On a préféré en sourire, même en rire, pour finalement lui dire, qu’il lui faudrait encore vieillir. On m’a accusé de trop le couver, on s’est permis de questionner ses habiletés, son avenir dans cette société. Je me suis sentie jugée dans ma responsabilité de mère, dans cette expérience amère, comme si j’avais à assumer, excuser ou cautionner sa façon d’exister.

Le pire c’est qu’on a pas voulu mal faire, on juste rondement mené l’affaire ! Pour chaque reproche, inadéquation, manquement, on m’a aussi nommé des beautés, des traits particuliers. Mais on a refusé de les considérer. On les a vu, observés, mais pas accueillis, pas cueillis.
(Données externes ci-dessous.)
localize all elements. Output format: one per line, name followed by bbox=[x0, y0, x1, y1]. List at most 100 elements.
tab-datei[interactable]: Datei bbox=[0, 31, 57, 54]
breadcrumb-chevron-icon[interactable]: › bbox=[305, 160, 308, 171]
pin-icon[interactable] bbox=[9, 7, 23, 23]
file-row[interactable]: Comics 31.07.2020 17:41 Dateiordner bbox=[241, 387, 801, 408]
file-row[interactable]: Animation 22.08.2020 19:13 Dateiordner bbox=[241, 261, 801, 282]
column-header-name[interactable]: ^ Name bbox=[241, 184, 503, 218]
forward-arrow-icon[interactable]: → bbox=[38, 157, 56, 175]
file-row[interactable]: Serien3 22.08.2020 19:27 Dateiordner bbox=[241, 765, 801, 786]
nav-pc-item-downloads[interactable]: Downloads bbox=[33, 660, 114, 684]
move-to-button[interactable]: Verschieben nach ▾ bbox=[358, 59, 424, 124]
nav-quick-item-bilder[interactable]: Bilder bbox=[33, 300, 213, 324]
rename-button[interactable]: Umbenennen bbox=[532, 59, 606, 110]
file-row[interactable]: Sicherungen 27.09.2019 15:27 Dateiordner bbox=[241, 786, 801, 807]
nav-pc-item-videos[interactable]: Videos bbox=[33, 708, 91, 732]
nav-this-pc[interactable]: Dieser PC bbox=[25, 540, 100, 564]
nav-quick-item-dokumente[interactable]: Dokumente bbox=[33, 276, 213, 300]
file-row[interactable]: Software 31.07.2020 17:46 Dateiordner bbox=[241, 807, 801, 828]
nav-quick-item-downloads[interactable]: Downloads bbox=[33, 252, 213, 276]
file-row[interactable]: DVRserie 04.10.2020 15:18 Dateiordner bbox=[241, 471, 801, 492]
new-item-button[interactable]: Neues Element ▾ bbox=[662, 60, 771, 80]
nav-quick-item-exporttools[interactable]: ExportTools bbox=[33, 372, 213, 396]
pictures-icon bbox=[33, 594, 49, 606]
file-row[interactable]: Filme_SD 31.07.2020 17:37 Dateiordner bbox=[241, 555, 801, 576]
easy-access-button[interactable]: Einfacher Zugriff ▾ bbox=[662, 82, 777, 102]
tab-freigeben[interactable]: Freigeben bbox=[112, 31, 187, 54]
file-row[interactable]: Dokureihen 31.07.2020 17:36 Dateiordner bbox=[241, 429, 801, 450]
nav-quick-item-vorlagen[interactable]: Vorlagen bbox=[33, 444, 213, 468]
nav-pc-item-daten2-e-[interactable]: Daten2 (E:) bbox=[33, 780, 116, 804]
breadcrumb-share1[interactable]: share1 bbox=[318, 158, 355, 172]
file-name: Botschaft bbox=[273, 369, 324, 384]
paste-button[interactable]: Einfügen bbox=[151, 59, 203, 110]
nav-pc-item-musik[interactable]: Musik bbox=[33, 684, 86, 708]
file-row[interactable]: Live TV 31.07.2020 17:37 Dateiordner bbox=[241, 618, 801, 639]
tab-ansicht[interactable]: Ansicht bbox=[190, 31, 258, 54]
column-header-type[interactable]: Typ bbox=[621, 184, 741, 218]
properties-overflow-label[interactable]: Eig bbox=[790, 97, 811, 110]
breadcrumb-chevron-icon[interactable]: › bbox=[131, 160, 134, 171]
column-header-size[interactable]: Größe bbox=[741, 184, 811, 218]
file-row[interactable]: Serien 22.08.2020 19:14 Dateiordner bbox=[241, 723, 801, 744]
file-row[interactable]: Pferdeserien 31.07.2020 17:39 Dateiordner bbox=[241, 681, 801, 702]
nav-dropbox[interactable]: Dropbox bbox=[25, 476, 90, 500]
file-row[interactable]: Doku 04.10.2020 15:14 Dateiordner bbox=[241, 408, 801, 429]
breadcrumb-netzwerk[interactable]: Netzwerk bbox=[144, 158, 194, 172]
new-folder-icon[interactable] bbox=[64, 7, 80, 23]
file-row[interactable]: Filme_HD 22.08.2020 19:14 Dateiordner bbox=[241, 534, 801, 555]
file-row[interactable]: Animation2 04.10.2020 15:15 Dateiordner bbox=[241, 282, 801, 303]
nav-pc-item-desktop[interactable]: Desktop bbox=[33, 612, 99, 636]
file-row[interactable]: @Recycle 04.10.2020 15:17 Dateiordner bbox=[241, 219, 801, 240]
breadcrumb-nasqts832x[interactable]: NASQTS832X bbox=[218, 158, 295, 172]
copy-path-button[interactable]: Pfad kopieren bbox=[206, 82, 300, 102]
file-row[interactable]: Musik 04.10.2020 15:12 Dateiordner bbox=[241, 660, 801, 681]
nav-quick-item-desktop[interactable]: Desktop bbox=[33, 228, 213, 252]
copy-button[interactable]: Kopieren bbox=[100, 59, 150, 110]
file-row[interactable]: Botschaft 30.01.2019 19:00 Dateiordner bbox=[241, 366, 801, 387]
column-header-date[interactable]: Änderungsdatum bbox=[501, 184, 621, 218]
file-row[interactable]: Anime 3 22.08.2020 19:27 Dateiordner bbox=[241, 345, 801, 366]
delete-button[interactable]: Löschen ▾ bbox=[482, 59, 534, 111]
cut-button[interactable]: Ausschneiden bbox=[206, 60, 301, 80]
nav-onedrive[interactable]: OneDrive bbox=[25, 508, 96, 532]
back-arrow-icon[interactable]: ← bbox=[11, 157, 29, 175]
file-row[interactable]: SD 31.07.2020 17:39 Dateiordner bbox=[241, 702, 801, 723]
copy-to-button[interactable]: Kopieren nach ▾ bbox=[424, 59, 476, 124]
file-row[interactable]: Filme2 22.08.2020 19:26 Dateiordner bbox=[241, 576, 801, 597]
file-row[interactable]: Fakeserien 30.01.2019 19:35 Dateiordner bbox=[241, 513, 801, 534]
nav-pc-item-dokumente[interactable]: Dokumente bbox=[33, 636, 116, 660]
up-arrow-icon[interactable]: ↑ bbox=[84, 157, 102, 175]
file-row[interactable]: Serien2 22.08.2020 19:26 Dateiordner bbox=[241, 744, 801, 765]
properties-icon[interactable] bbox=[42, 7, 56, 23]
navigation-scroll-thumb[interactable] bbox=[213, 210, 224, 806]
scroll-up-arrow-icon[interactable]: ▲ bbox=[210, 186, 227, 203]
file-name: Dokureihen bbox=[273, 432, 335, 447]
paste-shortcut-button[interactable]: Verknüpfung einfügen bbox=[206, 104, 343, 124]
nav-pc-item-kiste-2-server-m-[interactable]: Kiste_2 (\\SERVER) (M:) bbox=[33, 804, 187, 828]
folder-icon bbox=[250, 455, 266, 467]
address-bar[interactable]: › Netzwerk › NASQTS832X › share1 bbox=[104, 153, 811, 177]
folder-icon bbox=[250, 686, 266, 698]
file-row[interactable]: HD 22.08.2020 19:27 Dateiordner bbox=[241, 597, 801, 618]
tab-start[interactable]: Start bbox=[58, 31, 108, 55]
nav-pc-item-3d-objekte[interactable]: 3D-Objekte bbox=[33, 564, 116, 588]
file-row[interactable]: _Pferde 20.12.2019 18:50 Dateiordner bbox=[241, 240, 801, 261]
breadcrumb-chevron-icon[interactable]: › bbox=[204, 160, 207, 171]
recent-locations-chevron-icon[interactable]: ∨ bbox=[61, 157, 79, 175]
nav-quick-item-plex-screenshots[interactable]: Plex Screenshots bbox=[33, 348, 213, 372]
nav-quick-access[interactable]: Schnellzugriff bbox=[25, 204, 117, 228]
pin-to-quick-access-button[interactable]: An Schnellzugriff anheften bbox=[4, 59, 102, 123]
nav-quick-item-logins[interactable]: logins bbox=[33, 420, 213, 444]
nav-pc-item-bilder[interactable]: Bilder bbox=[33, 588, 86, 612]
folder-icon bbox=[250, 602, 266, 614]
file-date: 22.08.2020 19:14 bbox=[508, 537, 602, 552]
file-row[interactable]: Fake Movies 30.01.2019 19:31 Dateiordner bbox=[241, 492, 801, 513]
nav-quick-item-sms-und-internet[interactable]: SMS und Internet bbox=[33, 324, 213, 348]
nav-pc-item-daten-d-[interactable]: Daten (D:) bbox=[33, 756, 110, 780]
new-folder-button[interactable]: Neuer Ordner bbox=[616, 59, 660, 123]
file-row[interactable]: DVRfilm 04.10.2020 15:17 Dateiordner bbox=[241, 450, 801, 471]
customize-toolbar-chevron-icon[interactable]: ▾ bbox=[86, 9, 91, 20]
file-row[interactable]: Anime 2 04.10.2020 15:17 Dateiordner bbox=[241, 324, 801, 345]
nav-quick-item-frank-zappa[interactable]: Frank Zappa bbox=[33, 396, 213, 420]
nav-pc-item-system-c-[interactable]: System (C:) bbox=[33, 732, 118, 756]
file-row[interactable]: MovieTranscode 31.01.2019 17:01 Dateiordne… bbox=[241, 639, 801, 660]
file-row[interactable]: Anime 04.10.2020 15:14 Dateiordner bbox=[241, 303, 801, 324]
À quoi bon l’empathie, dans une laiterie ? A quoi bon le respect, entre employés ? À quoi bon la bonne humeur, à toute heure ? A quoi bon l’enthousiasme, quand l’employeur est en plein marasme ? À quoi bon caresser les animaux, quant tout ce qui compte c’est de jouer les costauds ?

Et c’est là que je suis fâchée… de cette maudite société qui génère des humains clonés, formatés, encadrés, structurés, même plus capables de rêver, même plus capables d’initier, même plus capables de partager, même plus capables de faire de la place à l’audace… l’audace d’un jeune adolescent, désireux d’aller de l’avant ! Je suis fâchée de cette maudite société trop occupée à performer, à calculer, à rentabiliser pour avoir le temps d’enseigner, de partager son expérience qui aurait pu être riche de sens. Je suis fâchée de cette maudite société qui fait que même au bout de mon rang, il n’y a pas de place pour mon enfant.

Je suis indignée que l’on profère de tels jugements envers les enfants et adolescents qui n’en sont qu’aux premiers balbutiements de l’expression de leur talent! Je suis indignée qu’on leur coupe l’herbe sous le pied!

En même temps tout ce qu’on lui a reproché, est vrai.
Tout ce qu’on lui a reproché m’inquiétait.
Je le savais que ça arriverait.
Et là c’est arrivé, confirmé.

Et ça me rentre dedans, en tant que maman.
Parce que dans ces moments, en tant que mère on se demande ce que l’on aurait dû faire, autrement. Parce que dans ses mots prononcés, dans ce refus de l’intégrer à un monde qu’il voulait côtoyer, il y aussi mes manquements, mes tourments. Il y a aussi toutes les fois où moi-même je lui ai suggéré, voir même me suis énervée, afin qu’il s’y prenne autrement.
Il y a mes critères de mère, fière.
Il y a le poids sur mes épaules de mère, qui espère.
Il y a mes peurs de mère, à terre.
Il y a mes doutes de mère, amère.
Il y a celle qui a du caractère, qui exagère, qui à des œillères.
Il y la sorcière, la guerrière… celle qui a juré que l’on ne toucherait pas à un poils de la crinière, de sa marmaille même si elle a des failles.
Il y a aussi mes rêves… ceux d’une longue trêve.
Ceux d’un monde où chacun pourrait exister, comme il est. Sans être jugé, dénoncé, épié, reproché, accusé. Un monde où on pourrait apprendre en liberté, sans être évalué, simplement motivé par la curiosité, la créativité, l’envie de s’impliquer, de contribuer.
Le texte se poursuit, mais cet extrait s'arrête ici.